By Mark Edge, RVP of Sales & Managing Director UK at Brainloop
For the majority of businesses, the centre of power lies within the boardroom. It’s where all of the pivotal decisions about future business direction and strategy are made and where all of the most sensitive company information is discussed. But with great power comes great responsibility. Board members and their associates have a significant duty to ensure they are protecting this highly sensitive business information from prying eyes and hands. Unfortunately, this is far from the case in most instances. In fact, evidence suggests that archaic data handling practices and workflows are turning many boardrooms and board members into significant business security threats.

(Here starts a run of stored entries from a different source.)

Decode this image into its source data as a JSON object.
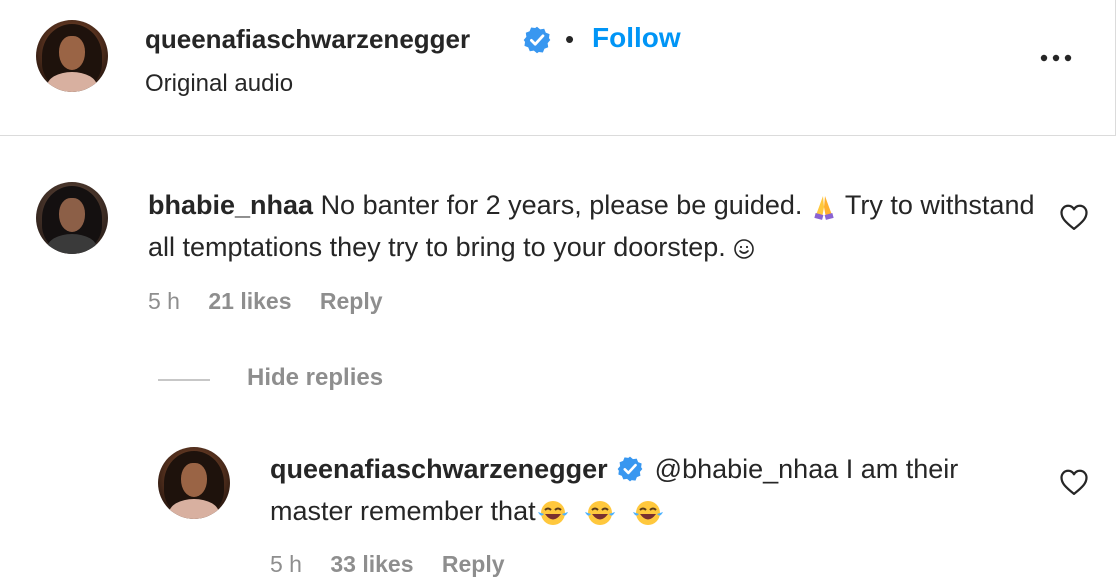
{
  "post_header": {
    "username": "queenafiaschwarzenegger",
    "separator": "•",
    "follow_label": "Follow",
    "audio": "Original audio",
    "more_icon": "more-horizontal-icon"
  },
  "comment": {
    "username": "bhabie_nhaa",
    "text_part1": "No banter for 2 years, please be guided.",
    "text_part2": "Try to withstand all temptations they try to bring to your doorstep.",
    "time": "5 h",
    "likes": "21 likes",
    "reply_label": "Reply"
  },
  "hide_replies_label": "Hide replies",
  "reply": {
    "username": "queenafiaschwarzenegger",
    "mention": "@bhabie_nhaa",
    "text": "I am their master remember that",
    "time": "5 h",
    "likes": "33 likes",
    "reply_label": "Reply"
  },
  "colors": {
    "link_blue": "#0095f6",
    "verified_blue": "#3897f0",
    "muted": "#8e8e8e",
    "text": "#262626"
  }
}
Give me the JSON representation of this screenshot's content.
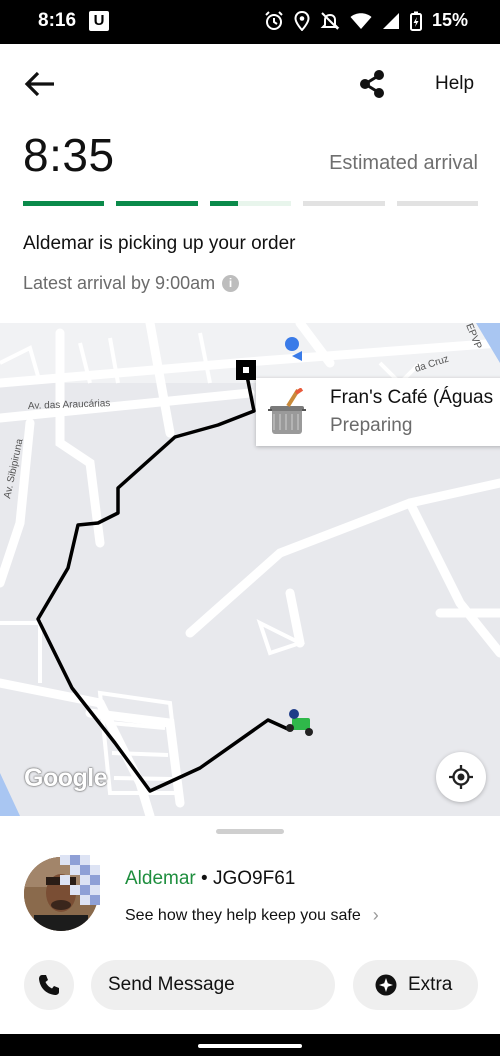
{
  "status_bar": {
    "time": "8:16",
    "app_badge": "U",
    "battery": "15%"
  },
  "header": {
    "help_label": "Help"
  },
  "eta": {
    "time": "8:35",
    "label": "Estimated arrival",
    "progress_segments": [
      1.0,
      1.0,
      0.35,
      0.0,
      0.0
    ],
    "progress_color": "#0a8a4a"
  },
  "order": {
    "status_message": "Aldemar is picking up your order",
    "latest_arrival": "Latest arrival by 9:00am"
  },
  "map": {
    "street_labels": [
      "Av. das Araucárias",
      "Av. Sibipiruna",
      "da Cruz",
      "EPVP"
    ],
    "place_name": "Fran's Café (Águas",
    "place_status": "Preparing",
    "attribution": "Google"
  },
  "driver": {
    "name": "Aldemar",
    "separator": " • ",
    "plate": "JGO9F61",
    "safety_link": "See how they help keep you safe"
  },
  "actions": {
    "message_label": "Send Message",
    "extra_label": "Extra"
  }
}
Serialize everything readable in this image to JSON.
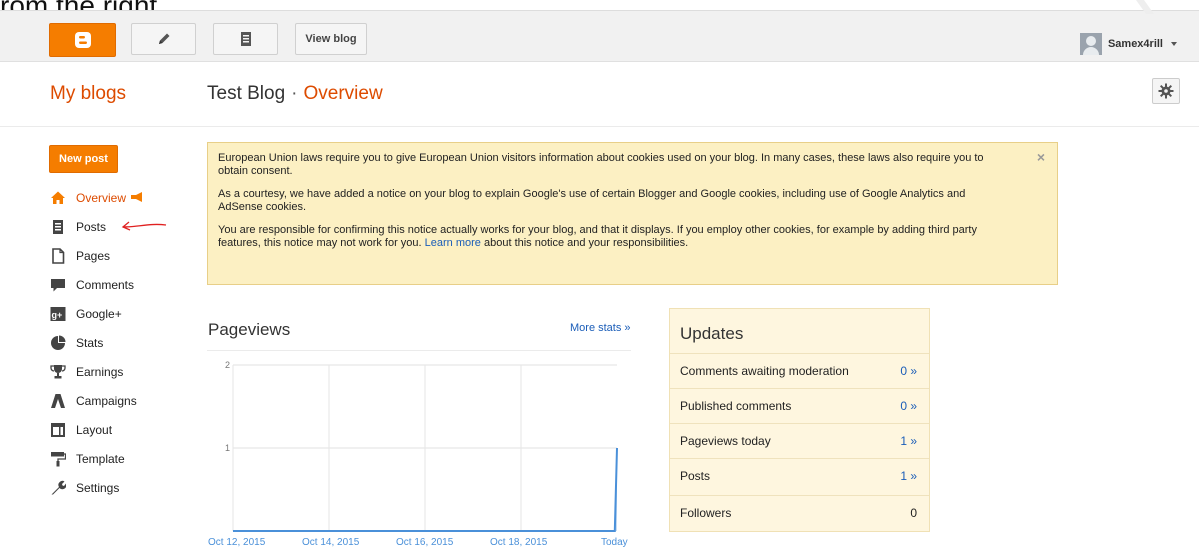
{
  "caption": "rom the right",
  "topbar": {
    "view_blog_label": "View blog",
    "username": "Samex4rill",
    "icons": [
      "blogger-logo-icon",
      "pencil-icon",
      "posts-list-icon",
      "avatar",
      "caret-down-icon"
    ]
  },
  "header": {
    "my_blogs": "My blogs",
    "blog_name": "Test Blog",
    "separator": "·",
    "section": "Overview"
  },
  "sidebar": {
    "new_post_label": "New post",
    "items": [
      {
        "label": "Overview",
        "icon": "home-icon"
      },
      {
        "label": "Posts",
        "icon": "posts-icon"
      },
      {
        "label": "Pages",
        "icon": "pages-icon"
      },
      {
        "label": "Comments",
        "icon": "comments-icon"
      },
      {
        "label": "Google+",
        "icon": "google-plus-icon"
      },
      {
        "label": "Stats",
        "icon": "stats-icon"
      },
      {
        "label": "Earnings",
        "icon": "trophy-icon"
      },
      {
        "label": "Campaigns",
        "icon": "campaigns-icon"
      },
      {
        "label": "Layout",
        "icon": "layout-icon"
      },
      {
        "label": "Template",
        "icon": "paint-roller-icon"
      },
      {
        "label": "Settings",
        "icon": "wrench-icon"
      }
    ]
  },
  "notice": {
    "p1": "European Union laws require you to give European Union visitors information about cookies used on your blog. In many cases, these laws also require you to obtain consent.",
    "p2": "As a courtesy, we have added a notice on your blog to explain Google's use of certain Blogger and Google cookies, including use of Google Analytics and AdSense cookies.",
    "p3_before": "You are responsible for confirming this notice actually works for your blog, and that it displays. If you employ other cookies, for example by adding third party features, this notice may not work for you.",
    "p3_link": "Learn more",
    "p3_after": "about this notice and your responsibilities.",
    "close": "×"
  },
  "pageviews": {
    "title": "Pageviews",
    "more_stats": "More stats »"
  },
  "chart_data": {
    "type": "area",
    "x": [
      "Oct 12, 2015",
      "Oct 14, 2015",
      "Oct 16, 2015",
      "Oct 18, 2015",
      "Today"
    ],
    "y_ticks": [
      "2",
      "1"
    ],
    "ylim": [
      0,
      2
    ],
    "series": [
      {
        "values": [
          0,
          0,
          0,
          0,
          0,
          0,
          0,
          0,
          0,
          0,
          0,
          0,
          0,
          0,
          0,
          0,
          0,
          0,
          0,
          0,
          0,
          0,
          0,
          0,
          0,
          0,
          0,
          0,
          0,
          0,
          0,
          0,
          0,
          0,
          0,
          0,
          0,
          0,
          0,
          0,
          0,
          0,
          0,
          0,
          0,
          0,
          0,
          0,
          0,
          0,
          0,
          0,
          0,
          0,
          0,
          0,
          0,
          0,
          0,
          0,
          0,
          0,
          0,
          0,
          0,
          0,
          0,
          0,
          0,
          0,
          0,
          0,
          0,
          0,
          0,
          0,
          0,
          0,
          0,
          0,
          0,
          0,
          0,
          0,
          0,
          0,
          0,
          0,
          0,
          0,
          0,
          0,
          0,
          0,
          0,
          0,
          0,
          0,
          0,
          0,
          0,
          0,
          0,
          0,
          0,
          0,
          0,
          0,
          0,
          0,
          0,
          0,
          0,
          0,
          0,
          0,
          0,
          0,
          0,
          0,
          0,
          0,
          0,
          0,
          0,
          0,
          0,
          0,
          0,
          0,
          0,
          0,
          0,
          0,
          0,
          0,
          0,
          0,
          0,
          0,
          0,
          0,
          0,
          0,
          0,
          0,
          0,
          0,
          0,
          0,
          0,
          0,
          0,
          0,
          0,
          0,
          0,
          0,
          0,
          0,
          0,
          0,
          0,
          0,
          0,
          0,
          0,
          0,
          0,
          0,
          0,
          0,
          0,
          0,
          0,
          0,
          0,
          1
        ]
      }
    ],
    "grid": true,
    "color": "#4a90d9",
    "fill": "#c6dcf3"
  },
  "updates": {
    "title": "Updates",
    "rows": [
      {
        "label": "Comments awaiting moderation",
        "value": "0 »"
      },
      {
        "label": "Published comments",
        "value": "0 »"
      },
      {
        "label": "Pageviews today",
        "value": "1 »"
      },
      {
        "label": "Posts",
        "value": "1 »"
      },
      {
        "label": "Followers",
        "value": "0"
      }
    ]
  },
  "colors": {
    "accent": "#f57d00",
    "title_orange": "#dd4b00",
    "link": "#1a5db8",
    "notice_bg": "#fcf0c3",
    "updates_bg": "#fef6df"
  }
}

A recent survey by Brainloop, conducted at ICSA 2015, found that despite clear data compliance and regulatory policies being in place throughout much of the corporate world, data handling and security practices amongst those at the top is worryingly lax. Of the businesses surveyed at ICSA, a third still distribute highly sensitive corporate information to board members by post, while a further third use unsecure email distribution. This may seem relatively innocuous, but post is notoriously insecure, while email is the number one cyber threat vector for organisations, according to Verizon’s Annual Data Breach Survey. As such, any business using these methods should question whether they are really appropriate communication channels for personal employee information, as well as highly sensitive company data. The answer is of course a resounding ‘no’.
However, it’s not hard to see why it’s happening. Electronic communication has revolutionised the way much of the world conducts its business. It has eliminated games of global telephone-tag and condemned the humble fax machine to the technology scrap heap. Email is fast and convenient, instantly connecting individuals together across countries and timezones. Many senior figures and board members are perpetual globetrotters, rarely in the same room as their fellow board members outside of scheduled quarterly or annual meetings. As such, email seems like an obvious and simple way to maintain communications. Unfortunately simple and secure rarely go hand in hand. With so many criminals now trawling cyberspace for highly sensitive, yet unsecured emails, its use amongst the upper echelons of a business is increasingly likely to cause more problems than it solves.
Boardroom practices remain analogue in an increasingly digital world
Evidence suggests that many board members are becoming increasingly tech-savvy over time. However, this won’t be enough to drive change in itself while so many boardroom methodologies and workflows remain wedded to the past. With one in six board members over 65, and the average board member aged 57 years old, it’s perhaps not surprising that so many boardroom practices remain resolutely analogue in an accelerating digital world. This isn’t confined to the distribution of sensitive information either, but also the presentation and disposal of it. Brainloop’s survey found that over 80% of board members still carry hard copies of sensitive company materials with them before, during and after key meetings. Yet 40% were unable to confirm if these materials were destroyed in line with compliance policies (or at all) at a later date. Who knows where they are now?
These kinds of practices are not only insecure, but also inefficient. In fact, it has been reported that FTSE 100 and 250 companies spend £40,000 or more annually developing and distributing printed board books. The costs of such a traditional approach can quickly spiral too when factoring in secretarial time, administration costs, print production and courier costs in preparation for meetings.
Securing the boardroom for the 21st century
So what can be done? Increasingly, businesses are realising that email isn’t the only form of electronic communication open to them. In fact, many are turning to the cloud and secure, web-based workspaces designed specifically for board directors and executives. Digital, cloud based workspaces offer a number of key advantages. Not only do they negate any issues surrounding the geographical locations of board members (much like email), but the centralised workspace ensures confidential papers are always securely accessible (unlike email) at any time, on any device. A digital boardroom also accelerates crucial decision-making by allowing directors to vote on issues online, from anywhere, at the same or different times.
Of course, a key factor in adoption of such solutions is ease of use. The more complex the system, the less likely it is to be widely adopted, particularly amongst those who actively resist change. However, many of the solutions available today are highly intuitive and simple to use, specifically designed to cater both for the digitally savvy and the digital dinosaur.
Meanwhile, automated solutions for administration, workflows and document collaboration make the digital boardroom far more efficient. Corporate secretaries can quickly and cost-effectively create and distribute board books, notify directors of changes, or update and amend documents in real-time. In particular, by simplifying the process of revising multiple versions of the same document, boards are far more capable of responding quickly to urgent items.
Embracing the digital revolution
Whether directly or indirectly, every business is fast becoming a digital business in some form. In order to successfully navigate today’s digital rapids, board members must learn to harness the potential of digital, not only to drive cost-savings but to fundamentally increase the security protocols surrounding some of the most important data within the company. To that end, it’s time for every business to ensure their board is digitally savvy, not a digital dinosaur. Otherwise, they might soon find themselves extinct too.